Seven Travel Secrets

I’m travelling with a diary that I bought in Bangkok earlier this year. On one page near the front I’ve been compiling a list of grandly titled “Secrets of Travel” – things I’ve learned about travelling over time and from experience. The following may not sound especially profound, but I had an “A-ha!” moment when I figured each of them out:

1. Sit down when you arrive, preferably with a drink.
Early one morning in March, I tumbled blearily off a bus in Myanmar and steeled myself to find a taxi into town. The three lovely people I’d met on the bus tumbled blearily off the same bus, decamped to a teahouse and ordered coffee. I joined them and, kind reader, it was a revelation to arrive somewhere and spend ten minutes soaking up the atmosphere and getting your bearings, rather than jumping straight into the fray, even if it does mean that you end up drinking a fair amount of bus station coffee.

Pelkhor Chode Monastery, Tibet

Waiting, Pelkhor Chode Monastery, Tibet © Jo James

2. Don’t go the same way twice.
This one stems from my work – if you take a different route each time, then you can cover twice as much ground. Of course the flipside is that I frequently find myself trudging along highways or – as happened last week – driving down improbable country lanes and asking laughing boys on bikes for directions. Still, I think it’s worth it; getting lost is seldom a disaster, and I’ve made some great discoveries this way.

Jungle bridge, Taman Negara

Jungle This Way © Jo James

3. Try everything.
I’m talking about food here, but #3 could equally apply to other things. One of my most memorable meals on this current trip was eating ikan patin tempoyak in Kuantan – catfish curry, flavoured with fermented durian. I was certain I wouldn’t like it, but I tried it and survived (it turns out that durian tastes the same, whether it’s fermented or not), got big props from my fellow diners (three of whom gave me thumbs up as they walked out) and felt strangely brave afterwards – my own Yak vs. Food moment.

Looks weird, tastes wonderful

Looks weird, tastes wonderful © Jo James

4. Long bad journey stories are, well, long, usually bad, and best avoided.
Several times I’ve been tempted to post about particular journeys; the one that left me with scars, the one where the boat started sinking, but no; once was enough. When you chart this particular conversational course amongst backpackers, you open yourself to hours of oneupmanship – one’s own long bad journey story is always worse than the next person’s…

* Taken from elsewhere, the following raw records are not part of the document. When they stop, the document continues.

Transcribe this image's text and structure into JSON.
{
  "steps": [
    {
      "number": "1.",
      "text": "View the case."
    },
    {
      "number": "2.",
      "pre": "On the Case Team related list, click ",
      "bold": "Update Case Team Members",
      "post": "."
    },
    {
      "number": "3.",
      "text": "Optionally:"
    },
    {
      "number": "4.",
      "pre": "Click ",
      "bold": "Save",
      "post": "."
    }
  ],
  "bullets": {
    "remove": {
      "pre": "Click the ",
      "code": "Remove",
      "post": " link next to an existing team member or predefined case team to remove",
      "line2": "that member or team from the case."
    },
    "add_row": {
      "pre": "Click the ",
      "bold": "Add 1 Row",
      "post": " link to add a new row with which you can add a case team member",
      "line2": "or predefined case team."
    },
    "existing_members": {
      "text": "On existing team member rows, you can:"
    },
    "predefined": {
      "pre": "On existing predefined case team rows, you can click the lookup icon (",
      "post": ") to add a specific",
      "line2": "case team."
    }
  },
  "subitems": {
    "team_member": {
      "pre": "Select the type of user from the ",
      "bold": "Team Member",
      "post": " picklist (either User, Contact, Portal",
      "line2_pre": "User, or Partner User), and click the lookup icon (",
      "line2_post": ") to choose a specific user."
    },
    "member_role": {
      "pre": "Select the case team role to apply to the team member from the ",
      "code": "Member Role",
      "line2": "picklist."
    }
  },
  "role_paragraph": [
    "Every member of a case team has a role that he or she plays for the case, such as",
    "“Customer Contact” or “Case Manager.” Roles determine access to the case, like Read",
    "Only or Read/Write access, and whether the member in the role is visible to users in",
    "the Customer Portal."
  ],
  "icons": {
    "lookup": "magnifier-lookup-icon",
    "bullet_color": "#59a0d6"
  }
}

Car trouble, Qinghai © Jo James

Car trouble, Qinghai © Jo James

5. Engage with everyone.
I took a taxi yesterday in Kota Bharu, an east coast town near the Thai border. The driver, a cheerful man in his 50s, told me hilarious stories of using his first car – a Pegueot 204 – to smuggle rice Thai rice into Malaysia in the 1970s. A few days before that I met a Bangladeshi mufti on a bus, who runs an orphanage for 300 children in Chittagong. Way back in April, a kindly Burmese train conductor turned out to have a degree in quantum mechanics. So many people have such interesting stories to tell, but sometimes I need to remind myself to listen, hence secret #5.

Monk and bed, Myawaddy

U Thoma and his bedroom © Jo James

6. Bad books are better travel companions.
A good book can transport you to another time and place, which is part of the joy of reading. But if you’ve already transported yourself to another place, it seems a shame to get absorbed by a book – much better to save the escapism for when you really want to escape. While I was in Myanmar I found I noticed more, started more conversations and took more notes when I was reading a totally put-downable book. When I was reading something more enthralling, I would glance up at the end of a journey and wonder how I had reached my destination – all very well if it’s your commute to work, but somehow not if it’s a one-off trip.

Enid Blyton speaks Swedish

Enid Blyton talar svenska? © Jo James

7. Wake up for sunrise.
Even on rainy mornings, even when it’s difficult to get out of bed, I’ve never regretted getting up before dawn and watching the start of a whole new day – though that’s not to say I manage it every day…

Maungmagan Beach

Burmese light, Maungmagan © Jo James

* * *

And that’s it! My list. I could add a few more (#8: If in doubt, go swimming very nearly made the cut), but I’ll stop at seven. How about you? Do you have different ideas that guide the way you travel?

Soundtrack: Higher Ground by UB40
Written in the garden at Pasir Belanda (pasirbelanda.com)

3 responses to “Seven Travel Secrets

  1. I have only one. Trust the Universe and believe in the kindness of strangers. Let them (the Universe and the strangers) show you what you would never be able to see and experience if you were merely following your intended itinerary.

  2. “A towel… is about the most massively useful thing an interstellar hitchhiker can have… What the strag (strag: nonhitchhiker) will think is that any man that can hitch the length and breadth of the Galaxy, rough it, slum it, struggle against terrible odds, win through and still know where his towel is, is clearly a man to be reckoned with.”

    🙂 Hope you’re having fun on your travels, Jo!